With consolidation opportunities ahead in the world of adjacent utilities, we have scribbled out that the long-term opportunity for AEP could theoretically reach $5.00 in earnings per share over the next decade. Our own multiple is a fair 10-times earnings and that generates a raw price target of about $50.00 at some point, discounted two or three years out. That gives a five-year to seven-year parameter, but remember that AEP pays almost a 5% dividend yield as well and it has a history of dividend hikes.

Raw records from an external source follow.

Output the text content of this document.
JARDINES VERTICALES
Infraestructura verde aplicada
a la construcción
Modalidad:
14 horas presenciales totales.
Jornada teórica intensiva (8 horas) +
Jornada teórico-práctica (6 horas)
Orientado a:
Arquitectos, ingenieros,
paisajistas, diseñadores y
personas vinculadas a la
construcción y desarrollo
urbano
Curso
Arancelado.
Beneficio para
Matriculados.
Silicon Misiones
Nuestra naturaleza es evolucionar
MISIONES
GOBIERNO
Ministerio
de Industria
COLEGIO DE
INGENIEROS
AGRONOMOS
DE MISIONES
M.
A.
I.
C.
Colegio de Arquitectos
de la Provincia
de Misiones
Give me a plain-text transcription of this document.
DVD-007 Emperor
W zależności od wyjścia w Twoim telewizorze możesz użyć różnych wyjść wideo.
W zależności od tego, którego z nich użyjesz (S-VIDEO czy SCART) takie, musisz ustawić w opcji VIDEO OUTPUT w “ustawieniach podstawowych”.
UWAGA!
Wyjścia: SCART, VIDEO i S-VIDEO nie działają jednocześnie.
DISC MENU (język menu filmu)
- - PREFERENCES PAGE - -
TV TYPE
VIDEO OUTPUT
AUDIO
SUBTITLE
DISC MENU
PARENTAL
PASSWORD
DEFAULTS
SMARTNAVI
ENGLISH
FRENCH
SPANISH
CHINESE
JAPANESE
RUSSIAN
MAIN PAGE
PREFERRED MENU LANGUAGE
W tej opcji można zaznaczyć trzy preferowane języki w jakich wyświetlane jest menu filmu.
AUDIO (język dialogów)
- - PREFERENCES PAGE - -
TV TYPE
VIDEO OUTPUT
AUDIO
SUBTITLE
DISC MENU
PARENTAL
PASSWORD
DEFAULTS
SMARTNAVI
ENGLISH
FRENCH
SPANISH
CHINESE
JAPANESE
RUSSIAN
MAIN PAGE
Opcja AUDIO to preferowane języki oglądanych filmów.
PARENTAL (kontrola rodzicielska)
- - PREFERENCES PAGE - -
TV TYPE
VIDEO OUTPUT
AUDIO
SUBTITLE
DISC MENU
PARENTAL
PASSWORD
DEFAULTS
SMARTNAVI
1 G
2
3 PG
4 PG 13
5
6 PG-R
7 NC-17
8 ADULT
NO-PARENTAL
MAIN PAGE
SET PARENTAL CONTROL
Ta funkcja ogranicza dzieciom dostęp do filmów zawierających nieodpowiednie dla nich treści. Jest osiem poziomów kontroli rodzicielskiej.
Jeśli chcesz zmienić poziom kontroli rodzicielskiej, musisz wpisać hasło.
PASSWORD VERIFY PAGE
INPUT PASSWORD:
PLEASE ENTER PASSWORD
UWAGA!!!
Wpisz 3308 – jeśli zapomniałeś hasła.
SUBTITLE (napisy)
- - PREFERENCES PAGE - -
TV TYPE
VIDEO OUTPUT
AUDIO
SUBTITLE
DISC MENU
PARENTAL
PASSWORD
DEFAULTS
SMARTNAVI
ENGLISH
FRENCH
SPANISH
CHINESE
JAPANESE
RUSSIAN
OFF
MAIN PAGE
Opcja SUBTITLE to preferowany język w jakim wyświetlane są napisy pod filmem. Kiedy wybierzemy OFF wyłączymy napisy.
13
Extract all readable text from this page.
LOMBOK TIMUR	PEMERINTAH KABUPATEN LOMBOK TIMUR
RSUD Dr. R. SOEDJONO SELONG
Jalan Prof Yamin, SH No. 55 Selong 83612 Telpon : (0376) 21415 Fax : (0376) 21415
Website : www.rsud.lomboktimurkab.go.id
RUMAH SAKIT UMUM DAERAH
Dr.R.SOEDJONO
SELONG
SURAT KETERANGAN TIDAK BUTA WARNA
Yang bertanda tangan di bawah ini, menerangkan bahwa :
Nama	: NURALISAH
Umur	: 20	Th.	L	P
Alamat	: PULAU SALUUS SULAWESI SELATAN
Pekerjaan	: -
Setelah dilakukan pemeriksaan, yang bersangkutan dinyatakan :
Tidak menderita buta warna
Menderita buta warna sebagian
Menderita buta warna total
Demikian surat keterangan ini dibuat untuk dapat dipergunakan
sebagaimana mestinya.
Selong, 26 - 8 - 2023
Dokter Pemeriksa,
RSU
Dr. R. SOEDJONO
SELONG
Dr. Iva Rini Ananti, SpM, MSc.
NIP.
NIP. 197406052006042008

Today’s news is something we are merely looking at as a starting point rather than as gospel. The risks are many, but the reality is that electric power demand is likely to only rise over the next decade. AEP can navigate this storm, but the real impact that investors need to consider is more of a sector risk rather than just one company’s projection of $6 to $8 billion spent over the coming decade.